L’enfer des passions
Rousseauiste, Mirbeau remet radicalement en cause les sociétés qui, en s’éloignant de l’état de nature, ont créé des besoins artificiels et de frustrantes exigences intellectuelles et ont affiné « jusqu’à l’exaspération » notre « système sensitif ». Si les passions sont si dévastatrices, la responsabilité en incombe à la société moderne. Trois passions retiennent particulièrement son intérêt : - L’amour : piège tendu à l’homme par la marâtre Nature, il est terriblement aggravé par les conditions sociales dans lesquelles il se situe ; c’est une véritable dépossession de soi, et il porte en lui son propre châtiment, comme dans ces deux romans aux titres symptomatiques : Le Calvaire (1886) et Le Jardin des supplices (1899). - La luxure : elle emporte irrésistiblement les corps bien au-delà de leurs potentialités d’assouvissement et se transmue en supplice, comme dans la dernière séquence du Jardin des supplices. - L’art : sacralisé et devenu à son tour une passion exigeante et dévorante, il a une fâcheuse propension à se transformer également en un calvaire.
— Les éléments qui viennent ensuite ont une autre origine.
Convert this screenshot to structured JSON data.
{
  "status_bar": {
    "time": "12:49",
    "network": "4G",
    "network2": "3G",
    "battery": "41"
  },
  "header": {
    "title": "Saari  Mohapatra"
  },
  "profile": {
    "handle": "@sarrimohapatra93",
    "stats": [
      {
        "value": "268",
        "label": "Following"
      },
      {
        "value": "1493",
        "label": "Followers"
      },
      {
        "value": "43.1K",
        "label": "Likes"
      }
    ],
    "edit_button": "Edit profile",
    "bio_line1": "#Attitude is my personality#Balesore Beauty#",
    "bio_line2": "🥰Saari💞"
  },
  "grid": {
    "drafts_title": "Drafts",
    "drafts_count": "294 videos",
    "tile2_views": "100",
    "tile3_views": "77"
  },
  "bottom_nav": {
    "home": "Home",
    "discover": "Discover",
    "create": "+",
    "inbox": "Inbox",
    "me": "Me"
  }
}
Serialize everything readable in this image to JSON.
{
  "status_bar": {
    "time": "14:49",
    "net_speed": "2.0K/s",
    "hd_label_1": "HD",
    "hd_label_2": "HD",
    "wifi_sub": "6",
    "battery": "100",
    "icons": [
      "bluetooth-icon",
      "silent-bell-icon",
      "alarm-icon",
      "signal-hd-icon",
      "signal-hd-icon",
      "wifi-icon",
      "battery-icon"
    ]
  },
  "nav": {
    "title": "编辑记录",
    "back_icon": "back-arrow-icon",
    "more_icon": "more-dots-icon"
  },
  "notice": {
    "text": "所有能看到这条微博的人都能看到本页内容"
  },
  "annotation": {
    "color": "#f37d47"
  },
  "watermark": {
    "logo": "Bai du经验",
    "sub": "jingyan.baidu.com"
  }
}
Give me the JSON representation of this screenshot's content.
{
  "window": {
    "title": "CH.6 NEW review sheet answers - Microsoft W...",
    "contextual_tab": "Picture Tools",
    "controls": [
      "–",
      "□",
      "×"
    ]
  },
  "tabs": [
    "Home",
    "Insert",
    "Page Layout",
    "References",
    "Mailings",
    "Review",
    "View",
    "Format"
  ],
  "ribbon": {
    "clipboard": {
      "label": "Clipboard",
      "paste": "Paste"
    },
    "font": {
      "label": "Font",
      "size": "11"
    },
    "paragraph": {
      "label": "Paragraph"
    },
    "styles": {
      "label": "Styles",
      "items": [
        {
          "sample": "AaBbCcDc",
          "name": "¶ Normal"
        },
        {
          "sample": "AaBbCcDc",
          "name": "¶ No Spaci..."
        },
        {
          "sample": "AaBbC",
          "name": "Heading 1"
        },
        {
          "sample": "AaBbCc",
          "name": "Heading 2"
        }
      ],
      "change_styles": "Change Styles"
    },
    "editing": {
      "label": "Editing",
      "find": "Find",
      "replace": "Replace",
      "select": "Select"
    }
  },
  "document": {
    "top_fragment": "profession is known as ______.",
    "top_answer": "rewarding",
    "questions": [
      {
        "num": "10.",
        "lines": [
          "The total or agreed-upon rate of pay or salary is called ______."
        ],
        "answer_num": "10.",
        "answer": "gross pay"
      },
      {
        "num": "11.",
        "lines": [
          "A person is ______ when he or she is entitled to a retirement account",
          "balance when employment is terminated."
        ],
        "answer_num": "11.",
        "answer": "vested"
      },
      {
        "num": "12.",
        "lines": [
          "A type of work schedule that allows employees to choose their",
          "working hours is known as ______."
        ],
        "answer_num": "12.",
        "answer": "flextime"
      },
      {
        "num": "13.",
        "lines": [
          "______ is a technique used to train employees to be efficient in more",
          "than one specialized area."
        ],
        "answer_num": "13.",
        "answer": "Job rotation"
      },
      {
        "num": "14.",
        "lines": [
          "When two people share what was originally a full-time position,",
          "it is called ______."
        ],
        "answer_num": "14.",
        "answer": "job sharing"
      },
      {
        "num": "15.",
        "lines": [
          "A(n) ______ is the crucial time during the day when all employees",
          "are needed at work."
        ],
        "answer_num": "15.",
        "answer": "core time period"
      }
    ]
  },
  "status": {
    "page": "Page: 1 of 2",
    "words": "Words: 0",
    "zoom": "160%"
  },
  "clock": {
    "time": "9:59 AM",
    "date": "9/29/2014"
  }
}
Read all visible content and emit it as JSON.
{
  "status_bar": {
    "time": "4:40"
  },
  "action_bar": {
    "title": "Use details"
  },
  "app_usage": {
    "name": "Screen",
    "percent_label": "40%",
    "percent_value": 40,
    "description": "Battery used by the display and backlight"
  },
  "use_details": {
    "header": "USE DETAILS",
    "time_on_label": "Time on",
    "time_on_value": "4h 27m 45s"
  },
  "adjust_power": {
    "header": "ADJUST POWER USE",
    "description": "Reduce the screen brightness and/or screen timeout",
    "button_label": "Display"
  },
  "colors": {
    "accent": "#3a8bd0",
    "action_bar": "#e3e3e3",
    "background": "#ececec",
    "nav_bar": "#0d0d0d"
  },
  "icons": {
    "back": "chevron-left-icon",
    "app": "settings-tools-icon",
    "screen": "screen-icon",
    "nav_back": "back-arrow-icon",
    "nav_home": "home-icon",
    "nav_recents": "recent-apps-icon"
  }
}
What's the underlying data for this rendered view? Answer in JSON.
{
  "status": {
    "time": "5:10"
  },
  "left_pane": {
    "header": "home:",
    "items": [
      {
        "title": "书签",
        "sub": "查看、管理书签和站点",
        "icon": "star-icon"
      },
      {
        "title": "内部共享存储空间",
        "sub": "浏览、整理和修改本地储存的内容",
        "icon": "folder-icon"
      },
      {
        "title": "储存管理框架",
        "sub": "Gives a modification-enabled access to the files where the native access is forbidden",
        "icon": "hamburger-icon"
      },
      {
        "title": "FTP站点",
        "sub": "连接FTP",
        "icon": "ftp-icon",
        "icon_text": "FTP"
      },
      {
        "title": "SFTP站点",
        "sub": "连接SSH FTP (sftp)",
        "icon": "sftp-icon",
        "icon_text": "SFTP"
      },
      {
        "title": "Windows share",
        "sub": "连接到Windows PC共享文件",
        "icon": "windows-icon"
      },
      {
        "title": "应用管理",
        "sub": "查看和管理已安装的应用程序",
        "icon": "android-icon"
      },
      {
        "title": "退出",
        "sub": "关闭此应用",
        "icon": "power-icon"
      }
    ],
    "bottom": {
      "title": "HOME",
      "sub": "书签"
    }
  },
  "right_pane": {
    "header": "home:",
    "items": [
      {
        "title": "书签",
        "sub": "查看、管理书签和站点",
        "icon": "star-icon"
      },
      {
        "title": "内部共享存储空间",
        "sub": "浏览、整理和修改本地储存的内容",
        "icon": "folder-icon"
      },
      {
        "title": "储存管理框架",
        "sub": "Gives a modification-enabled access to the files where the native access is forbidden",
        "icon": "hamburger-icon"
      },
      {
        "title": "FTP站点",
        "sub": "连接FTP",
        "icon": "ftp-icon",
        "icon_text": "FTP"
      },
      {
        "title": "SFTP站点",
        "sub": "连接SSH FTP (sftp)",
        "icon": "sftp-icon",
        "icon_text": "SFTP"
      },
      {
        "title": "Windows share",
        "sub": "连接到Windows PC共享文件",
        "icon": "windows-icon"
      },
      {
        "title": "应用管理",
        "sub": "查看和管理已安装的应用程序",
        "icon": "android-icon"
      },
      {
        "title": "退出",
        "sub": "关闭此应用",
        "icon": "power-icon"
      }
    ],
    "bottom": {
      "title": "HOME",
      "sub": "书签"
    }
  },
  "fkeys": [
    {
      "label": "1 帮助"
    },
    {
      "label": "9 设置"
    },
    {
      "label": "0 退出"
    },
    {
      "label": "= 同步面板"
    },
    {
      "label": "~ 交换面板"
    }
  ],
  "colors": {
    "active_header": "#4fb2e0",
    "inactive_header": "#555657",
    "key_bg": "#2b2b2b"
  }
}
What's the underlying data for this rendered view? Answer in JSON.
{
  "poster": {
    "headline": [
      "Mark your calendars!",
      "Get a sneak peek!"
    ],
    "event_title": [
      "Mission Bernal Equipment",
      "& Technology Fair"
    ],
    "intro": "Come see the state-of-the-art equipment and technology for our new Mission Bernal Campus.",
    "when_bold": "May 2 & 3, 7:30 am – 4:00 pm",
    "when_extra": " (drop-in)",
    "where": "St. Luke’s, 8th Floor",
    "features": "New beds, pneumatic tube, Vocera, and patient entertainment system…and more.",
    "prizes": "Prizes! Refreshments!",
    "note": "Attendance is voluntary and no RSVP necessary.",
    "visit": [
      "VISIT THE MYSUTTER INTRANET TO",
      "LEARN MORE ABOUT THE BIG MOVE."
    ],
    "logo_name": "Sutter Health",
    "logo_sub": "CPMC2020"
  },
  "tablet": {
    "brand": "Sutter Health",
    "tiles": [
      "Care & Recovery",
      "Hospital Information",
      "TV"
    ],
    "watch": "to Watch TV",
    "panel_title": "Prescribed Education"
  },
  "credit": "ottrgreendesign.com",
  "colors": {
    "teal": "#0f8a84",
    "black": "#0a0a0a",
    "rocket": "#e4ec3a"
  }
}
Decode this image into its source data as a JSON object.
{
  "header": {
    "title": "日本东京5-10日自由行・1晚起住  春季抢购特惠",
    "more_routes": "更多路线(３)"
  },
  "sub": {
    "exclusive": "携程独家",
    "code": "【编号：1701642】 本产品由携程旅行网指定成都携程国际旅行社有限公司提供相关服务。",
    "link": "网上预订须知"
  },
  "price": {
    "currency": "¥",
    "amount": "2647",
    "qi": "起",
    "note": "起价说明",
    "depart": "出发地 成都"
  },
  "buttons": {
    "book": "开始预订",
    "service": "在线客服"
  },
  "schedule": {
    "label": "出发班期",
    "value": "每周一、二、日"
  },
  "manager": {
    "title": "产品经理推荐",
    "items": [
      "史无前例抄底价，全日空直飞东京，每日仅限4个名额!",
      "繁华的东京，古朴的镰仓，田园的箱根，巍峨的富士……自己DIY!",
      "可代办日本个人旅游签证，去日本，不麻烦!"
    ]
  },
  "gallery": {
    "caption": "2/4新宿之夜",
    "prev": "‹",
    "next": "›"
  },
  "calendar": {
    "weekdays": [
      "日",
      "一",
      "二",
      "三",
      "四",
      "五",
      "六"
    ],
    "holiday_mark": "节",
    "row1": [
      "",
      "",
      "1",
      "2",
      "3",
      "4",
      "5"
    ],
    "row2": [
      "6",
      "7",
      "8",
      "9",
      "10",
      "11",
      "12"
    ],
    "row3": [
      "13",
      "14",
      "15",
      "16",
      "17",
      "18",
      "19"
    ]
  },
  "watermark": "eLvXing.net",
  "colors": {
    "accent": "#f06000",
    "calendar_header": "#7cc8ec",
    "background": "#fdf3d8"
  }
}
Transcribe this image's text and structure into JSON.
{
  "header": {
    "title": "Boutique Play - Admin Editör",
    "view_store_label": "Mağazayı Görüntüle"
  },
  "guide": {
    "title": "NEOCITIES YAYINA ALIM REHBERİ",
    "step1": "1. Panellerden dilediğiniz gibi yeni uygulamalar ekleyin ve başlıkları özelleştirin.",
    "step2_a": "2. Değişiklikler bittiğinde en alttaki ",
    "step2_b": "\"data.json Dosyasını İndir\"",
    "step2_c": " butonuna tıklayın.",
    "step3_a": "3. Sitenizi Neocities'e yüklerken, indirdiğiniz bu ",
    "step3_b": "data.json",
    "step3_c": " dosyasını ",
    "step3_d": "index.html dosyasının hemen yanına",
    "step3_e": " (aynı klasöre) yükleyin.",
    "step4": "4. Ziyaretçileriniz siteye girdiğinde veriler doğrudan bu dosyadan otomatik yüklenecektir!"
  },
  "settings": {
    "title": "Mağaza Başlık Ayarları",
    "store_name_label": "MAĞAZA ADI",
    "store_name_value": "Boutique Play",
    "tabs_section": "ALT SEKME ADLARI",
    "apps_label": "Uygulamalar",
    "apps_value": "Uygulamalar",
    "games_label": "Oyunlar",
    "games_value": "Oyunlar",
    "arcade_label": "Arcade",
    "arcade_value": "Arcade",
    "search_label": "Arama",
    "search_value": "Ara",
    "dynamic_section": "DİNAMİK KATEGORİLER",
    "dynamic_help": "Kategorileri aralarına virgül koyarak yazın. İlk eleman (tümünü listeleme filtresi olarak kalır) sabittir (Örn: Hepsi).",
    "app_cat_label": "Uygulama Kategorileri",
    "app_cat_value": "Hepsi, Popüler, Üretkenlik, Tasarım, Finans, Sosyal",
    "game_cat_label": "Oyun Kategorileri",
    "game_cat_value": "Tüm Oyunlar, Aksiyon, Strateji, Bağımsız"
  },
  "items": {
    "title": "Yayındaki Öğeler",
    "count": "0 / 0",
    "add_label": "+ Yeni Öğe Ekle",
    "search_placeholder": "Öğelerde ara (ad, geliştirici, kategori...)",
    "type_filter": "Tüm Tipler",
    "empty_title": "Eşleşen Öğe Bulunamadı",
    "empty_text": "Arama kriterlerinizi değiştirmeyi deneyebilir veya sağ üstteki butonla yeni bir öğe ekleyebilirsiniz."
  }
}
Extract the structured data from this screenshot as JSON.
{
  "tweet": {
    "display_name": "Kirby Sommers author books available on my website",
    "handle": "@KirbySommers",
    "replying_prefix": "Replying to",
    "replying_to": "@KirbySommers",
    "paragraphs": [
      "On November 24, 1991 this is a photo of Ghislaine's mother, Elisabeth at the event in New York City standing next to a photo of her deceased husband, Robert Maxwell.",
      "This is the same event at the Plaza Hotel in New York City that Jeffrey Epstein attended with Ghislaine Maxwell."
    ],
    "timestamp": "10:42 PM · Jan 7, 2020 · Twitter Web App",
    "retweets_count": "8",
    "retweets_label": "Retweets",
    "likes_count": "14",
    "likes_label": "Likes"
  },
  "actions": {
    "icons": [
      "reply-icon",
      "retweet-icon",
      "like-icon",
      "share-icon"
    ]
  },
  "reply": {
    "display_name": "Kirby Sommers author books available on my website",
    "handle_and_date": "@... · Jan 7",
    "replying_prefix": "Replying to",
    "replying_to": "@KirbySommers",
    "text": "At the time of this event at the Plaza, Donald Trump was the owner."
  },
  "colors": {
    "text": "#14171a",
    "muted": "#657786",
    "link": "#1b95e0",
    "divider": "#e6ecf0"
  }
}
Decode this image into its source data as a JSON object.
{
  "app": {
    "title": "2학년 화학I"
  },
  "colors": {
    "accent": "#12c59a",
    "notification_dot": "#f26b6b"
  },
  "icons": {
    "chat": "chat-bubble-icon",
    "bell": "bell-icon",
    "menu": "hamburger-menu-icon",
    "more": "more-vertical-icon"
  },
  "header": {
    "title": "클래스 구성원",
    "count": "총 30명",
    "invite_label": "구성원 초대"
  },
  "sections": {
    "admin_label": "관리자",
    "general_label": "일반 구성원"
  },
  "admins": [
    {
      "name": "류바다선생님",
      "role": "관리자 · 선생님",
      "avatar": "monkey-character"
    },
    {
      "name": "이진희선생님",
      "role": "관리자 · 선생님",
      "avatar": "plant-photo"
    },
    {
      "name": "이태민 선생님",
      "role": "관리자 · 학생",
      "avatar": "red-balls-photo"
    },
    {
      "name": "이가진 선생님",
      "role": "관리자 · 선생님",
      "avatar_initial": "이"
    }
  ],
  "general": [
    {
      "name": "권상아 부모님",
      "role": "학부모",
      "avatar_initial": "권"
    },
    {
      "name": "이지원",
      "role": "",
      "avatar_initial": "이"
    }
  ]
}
Voir notamment Dans le ciel, roman consacré à la tragédie de l’artiste : il se heurte au misonéisme de ses contemporains, à l’incompréhension des critiques et des institutions tardigrades, et à l’hostilité des gouvernants ; il est perpétuellement frustré de ne pas parvenir à l’idéal qu’il a entrevu ; et il paye au prix fort la dualité, quasiment schizophrénique, qu’implique la création.
Pour Mirbeau, l’enfer est donc omniprésent, la souffrance injustifiable, la déréliction irrémédiable et l’espoir impossible, comme si tout était l’œuvre d’un dieu sadique, acharné à semer dévastation et souffrance. Logique, il proclame donc le droit au non-être, défend l’avortement et se rallie aux thèses néo-malthusiennes (voir Néo-malthusianisme). P. M.
Bibliographie : Pierre Michel, Octave Mirbeau, Henri Barbusse et l’enfer, Société Octave Mirbeau, 2006 ; : « L’Enfer, selon Mirbeau et Barbusse », in Actes du colloque de Cerisy de septembre 2005, Octave Mirbeau : passions et anathèmes, Presses de l’Université de Caen, décembre 2007, pp. 45-56.